PURPOSE: Pretargeted therapy with radiolabelled bivalent haptens and bispecific antibodies has shown promising results, but blood clearance of the activity-carrying haptens under conditions designed for radioimmunotherapy is relatively slow. Thus, the chase of excess circulating bispecific antibody by biotinylation of the bispecific antibody and injection of avidin before hapten administration was tested with a view to increasing tumour-to-blood activity ratios. METHODS: The anti-carcinoembryonic antigen (CEA) x anti-diethylene triamine penta-acetic acid-indium (di-DTPA-indium) bispecific antibody (hMN-14x734) was derivatised with NHS-LC-biotin and injected into LS-174T tumour-bearing nude mice at a dose of 3.5 nmol, followed by avidin and finally by the 125I-labelled di-DTPA-indium hapten (1 nmol). Blood samples were collected, animals sacrificed and tumours and normal tissues counted. RESULTS: Avidin chased up to 72% of the circulating antibody in the liver and the spleen within 30 min. When the labelled hapten was injected 3 h after avidin, tumour to blood ratios measured 3 and 24 h after hapten injection were significantly improved by the chase (3.5-fold), whereas tumour uptake was not significantly reduced. Uptake in normal tissues was unchanged (liver, kidney) or decreased (muscle), with the exception of spleen, in which uptake of both antibody and hapten was increased by the avidin chase. CONCLUSION: The chase strategy reduces hapten concentration in blood and thus should reduce bone marrow exposure. The use of two different recognition systems limits possible interference between the chase and targeting steps.

Enhanced antitumor activity of combined pretargeted radioimmunotherapy and paclitaxel in medullary thyroid cancer xenograft.

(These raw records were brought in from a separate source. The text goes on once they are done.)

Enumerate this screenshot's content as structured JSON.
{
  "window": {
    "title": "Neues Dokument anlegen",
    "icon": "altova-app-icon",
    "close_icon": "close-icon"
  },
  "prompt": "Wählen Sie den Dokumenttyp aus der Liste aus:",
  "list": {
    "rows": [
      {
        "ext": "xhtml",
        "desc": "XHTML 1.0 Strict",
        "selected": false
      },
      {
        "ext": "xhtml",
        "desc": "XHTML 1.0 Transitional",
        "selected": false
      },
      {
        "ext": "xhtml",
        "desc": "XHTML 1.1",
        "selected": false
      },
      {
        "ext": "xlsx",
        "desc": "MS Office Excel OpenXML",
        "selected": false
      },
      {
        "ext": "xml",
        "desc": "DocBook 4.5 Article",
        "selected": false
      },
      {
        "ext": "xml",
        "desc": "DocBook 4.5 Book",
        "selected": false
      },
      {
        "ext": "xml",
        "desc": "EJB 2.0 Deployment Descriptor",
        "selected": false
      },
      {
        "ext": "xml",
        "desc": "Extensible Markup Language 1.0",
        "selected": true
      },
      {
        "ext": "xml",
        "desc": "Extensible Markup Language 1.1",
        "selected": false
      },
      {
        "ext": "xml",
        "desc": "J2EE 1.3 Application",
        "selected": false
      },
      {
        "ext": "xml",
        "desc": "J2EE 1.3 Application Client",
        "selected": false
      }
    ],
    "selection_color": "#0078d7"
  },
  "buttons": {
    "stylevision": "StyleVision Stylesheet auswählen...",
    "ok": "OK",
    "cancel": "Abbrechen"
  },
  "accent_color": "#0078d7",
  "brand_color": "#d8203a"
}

A significant antitumor effect associated with moderate toxicity was obtained previously with anticarcinoembryonic antigen x antidiethylene-triaminepentaacetic acid (DTPA)-indium F6-734 bispecific antibody and iodine-131-labeled DTPA-indium bivalent hapten in an animal model of medullary thyroid cancer (MTC). The purpose of this study was to determine whether the cytotoxic agents doxorubicin and paclitaxel, also known as radiosensitizers, improve efficacy of pretargeted radioimmunotherapy (RIT) in experimental MTC. Nude mice bearing TT MTC xenograft were treated with F6-734 and iodine-131-labeled DTPA-indium bivalent hapten injected 48 h apart with or without doxorubicin or paclitaxel. The maximum tolerated dose (MTD) of RIT was 92.5 MBq (as determined previously) and that of doxorubicin and paclitaxel 200 and 1000 micrograms, respectively. A control group received no treatment. Animal weight, hematotoxicity, tumor volume, and serum calcitonin were monitored for 5 months. Tumor growth inhibition induced by drugs alone, RIT alone, or combined therapy was characterized by measuring relative tumor volume 20, 40, and 60 days after treatment to detect additivity or synergism. Mean tumor volume doubling time (MTVDT) was 13 +/- 4 days in the control group, 15 +/- 8 days in the group treated with the MTD of doxorubicin, and 32 +/- 13 days in the group treated with the MTD of paclitaxel. After RIT alone at 92.5 MBq, MTVDT was 86 +/- 22 days. After RIT at 74 MBq (80% of MTD), MTVDT was 56 +/- 10 days. MTVDT was not significantly different from this value after RIT plus doxorubicin, 60 +/- 16 days (65 and 100% of the respective single-agent MTDs). Combination of RIT with paclitaxel (65 and 100% of the respective single-agent MTDs) prolonged the suppression of tumor growth. One complete response was observed, and MTVDT was 114 +/- 44 days. This value was significantly longer than the value obtained with RIT alone at 74 MBq (P < 0.05) or with RIT combined with doxorubicin (P < 0.02). The change in serum calcitonin levels paralleled those in tumor volume. Analysis of dose-response curves at days 20 and 40 showed additivity between RIT and paclitaxel, and analysis at day 60 suggested a synergistic effect. In conclusion, addition of doxorubicin did not improve RIT efficacy, whereas paclitaxel improved RIT efficacy significantly without increasing toxicity.